Comment Re:Apparently, it's too much to ask for (Score 2) 107

I mean, it doesn't even get installed until you choose to install it, and it can be removed at any time. I don't think having AI extensions that aren't shipped with the browser and need to be explicitly enabled don't really qualify as "bloat". This should just be an article about how their smart tab grouping feature is broken.

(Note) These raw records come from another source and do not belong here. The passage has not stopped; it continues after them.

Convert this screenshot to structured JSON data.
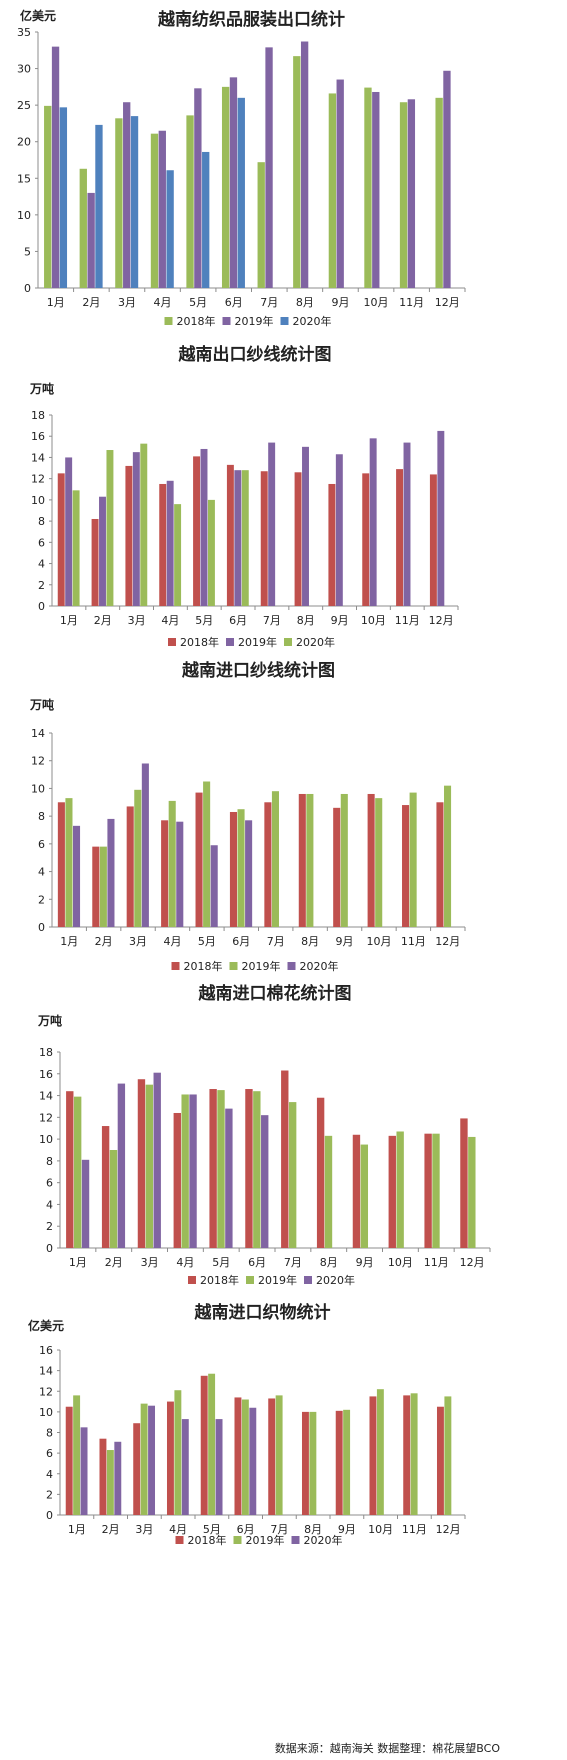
{
  "source_note": "数据来源：越南海关  数据整理：棉花展望BCO",
  "colors": {
    "red": "#c0504d",
    "purple": "#8064a2",
    "green": "#9bbb59",
    "blue": "#4f81bd"
  },
  "chart_data": [
    {
      "type": "bar",
      "title": "越南纺织品服装出口统计",
      "ylabel": "亿美元",
      "ylim": [
        0,
        35
      ],
      "yticks": [
        0,
        5,
        10,
        15,
        20,
        25,
        30,
        35
      ],
      "categories": [
        "1月",
        "2月",
        "3月",
        "4月",
        "5月",
        "6月",
        "7月",
        "8月",
        "9月",
        "10月",
        "11月",
        "12月"
      ],
      "legend_position": "bottom",
      "series": [
        {
          "name": "2018年",
          "color": "#9bbb59",
          "values": [
            24.9,
            16.3,
            23.2,
            21.1,
            23.6,
            27.5,
            17.2,
            31.7,
            26.6,
            27.4,
            25.4,
            26.0
          ]
        },
        {
          "name": "2019年",
          "color": "#8064a2",
          "values": [
            33.0,
            13.0,
            25.4,
            21.5,
            27.3,
            28.8,
            32.9,
            33.7,
            28.5,
            26.8,
            25.8,
            29.7
          ]
        },
        {
          "name": "2020年",
          "color": "#4f81bd",
          "values": [
            24.7,
            22.3,
            23.5,
            16.1,
            18.6,
            26.0,
            null,
            null,
            null,
            null,
            null,
            null
          ]
        }
      ]
    },
    {
      "type": "bar",
      "title": "越南出口纱线统计图",
      "ylabel": "万吨",
      "ylim": [
        0,
        18
      ],
      "yticks": [
        0,
        2,
        4,
        6,
        8,
        10,
        12,
        14,
        16,
        18
      ],
      "categories": [
        "1月",
        "2月",
        "3月",
        "4月",
        "5月",
        "6月",
        "7月",
        "8月",
        "9月",
        "10月",
        "11月",
        "12月"
      ],
      "legend_position": "bottom",
      "series": [
        {
          "name": "2018年",
          "color": "#c0504d",
          "values": [
            12.5,
            8.2,
            13.2,
            11.5,
            14.1,
            13.3,
            12.7,
            12.6,
            11.5,
            12.5,
            12.9,
            12.4
          ]
        },
        {
          "name": "2019年",
          "color": "#8064a2",
          "values": [
            14.0,
            10.3,
            14.5,
            11.8,
            14.8,
            12.8,
            15.4,
            15.0,
            14.3,
            15.8,
            15.4,
            16.5
          ]
        },
        {
          "name": "2020年",
          "color": "#9bbb59",
          "values": [
            10.9,
            14.7,
            15.3,
            9.6,
            10.0,
            12.8,
            null,
            null,
            null,
            null,
            null,
            null
          ]
        }
      ]
    },
    {
      "type": "bar",
      "title": "越南进口纱线统计图",
      "ylabel": "万吨",
      "ylim": [
        0,
        14
      ],
      "yticks": [
        0,
        2,
        4,
        6,
        8,
        10,
        12,
        14
      ],
      "categories": [
        "1月",
        "2月",
        "3月",
        "4月",
        "5月",
        "6月",
        "7月",
        "8月",
        "9月",
        "10月",
        "11月",
        "12月"
      ],
      "legend_position": "bottom",
      "series": [
        {
          "name": "2018年",
          "color": "#c0504d",
          "values": [
            9.0,
            5.8,
            8.7,
            7.7,
            9.7,
            8.3,
            9.0,
            9.6,
            8.6,
            9.6,
            8.8,
            9.0
          ]
        },
        {
          "name": "2019年",
          "color": "#9bbb59",
          "values": [
            9.3,
            5.8,
            9.9,
            9.1,
            10.5,
            8.5,
            9.8,
            9.6,
            9.6,
            9.3,
            9.7,
            10.2
          ]
        },
        {
          "name": "2020年",
          "color": "#8064a2",
          "values": [
            7.3,
            7.8,
            11.8,
            7.6,
            5.9,
            7.7,
            null,
            null,
            null,
            null,
            null,
            null
          ]
        }
      ]
    },
    {
      "type": "bar",
      "title": "越南进口棉花统计图",
      "ylabel": "万吨",
      "ylim": [
        0,
        18
      ],
      "yticks": [
        0,
        2,
        4,
        6,
        8,
        10,
        12,
        14,
        16,
        18
      ],
      "categories": [
        "1月",
        "2月",
        "3月",
        "4月",
        "5月",
        "6月",
        "7月",
        "8月",
        "9月",
        "10月",
        "11月",
        "12月"
      ],
      "legend_position": "bottom",
      "series": [
        {
          "name": "2018年",
          "color": "#c0504d",
          "values": [
            14.4,
            11.2,
            15.5,
            12.4,
            14.6,
            14.6,
            16.3,
            13.8,
            10.4,
            10.3,
            10.5,
            11.9
          ]
        },
        {
          "name": "2019年",
          "color": "#9bbb59",
          "values": [
            13.9,
            9.0,
            15.0,
            14.1,
            14.5,
            14.4,
            13.4,
            10.3,
            9.5,
            10.7,
            10.5,
            10.2
          ]
        },
        {
          "name": "2020年",
          "color": "#8064a2",
          "values": [
            8.1,
            15.1,
            16.1,
            14.1,
            12.8,
            12.2,
            null,
            null,
            null,
            null,
            null,
            null
          ]
        }
      ]
    },
    {
      "type": "bar",
      "title": "越南进口织物统计",
      "ylabel": "亿美元",
      "ylim": [
        0,
        16
      ],
      "yticks": [
        0,
        2,
        4,
        6,
        8,
        10,
        12,
        14,
        16
      ],
      "categories": [
        "1月",
        "2月",
        "3月",
        "4月",
        "5月",
        "6月",
        "7月",
        "8月",
        "9月",
        "10月",
        "11月",
        "12月"
      ],
      "legend_position": "bottom",
      "series": [
        {
          "name": "2018年",
          "color": "#c0504d",
          "values": [
            10.5,
            7.4,
            8.9,
            11.0,
            13.5,
            11.4,
            11.3,
            10.0,
            10.1,
            11.5,
            11.6,
            10.5
          ]
        },
        {
          "name": "2019年",
          "color": "#9bbb59",
          "values": [
            11.6,
            6.3,
            10.8,
            12.1,
            13.7,
            11.2,
            11.6,
            10.0,
            10.2,
            12.2,
            11.8,
            11.5
          ]
        },
        {
          "name": "2020年",
          "color": "#8064a2",
          "values": [
            8.5,
            7.1,
            10.6,
            9.3,
            9.3,
            10.4,
            null,
            null,
            null,
            null,
            null,
            null
          ]
        }
      ]
    }
  ]
}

Comment Re:Yes and no (Score 2) 76

I would agree with that. It's anecdotal but I've noticed when using Copilot at my job that it usually gets me a "mostly" proper solution. But even getting you mostly to a solution can save you an hour or more of digging through documentation. "Hey Copilot, I have an Excel workbook in a memory stream. Load it up with the Open XML library, open up the Summary spreadsheet, and copy out the contents of cell D:3." AI bots are pretty good at crawling through lots of information and summarizing it; I've been finding them quite good at identifying which classes and functions you need to use in unfamiliar libraries. But, in the end, you still need a developer with enough skill to understand the provided solution and know where the solution was deficient, since, as I said, it usually just gets you part-way there.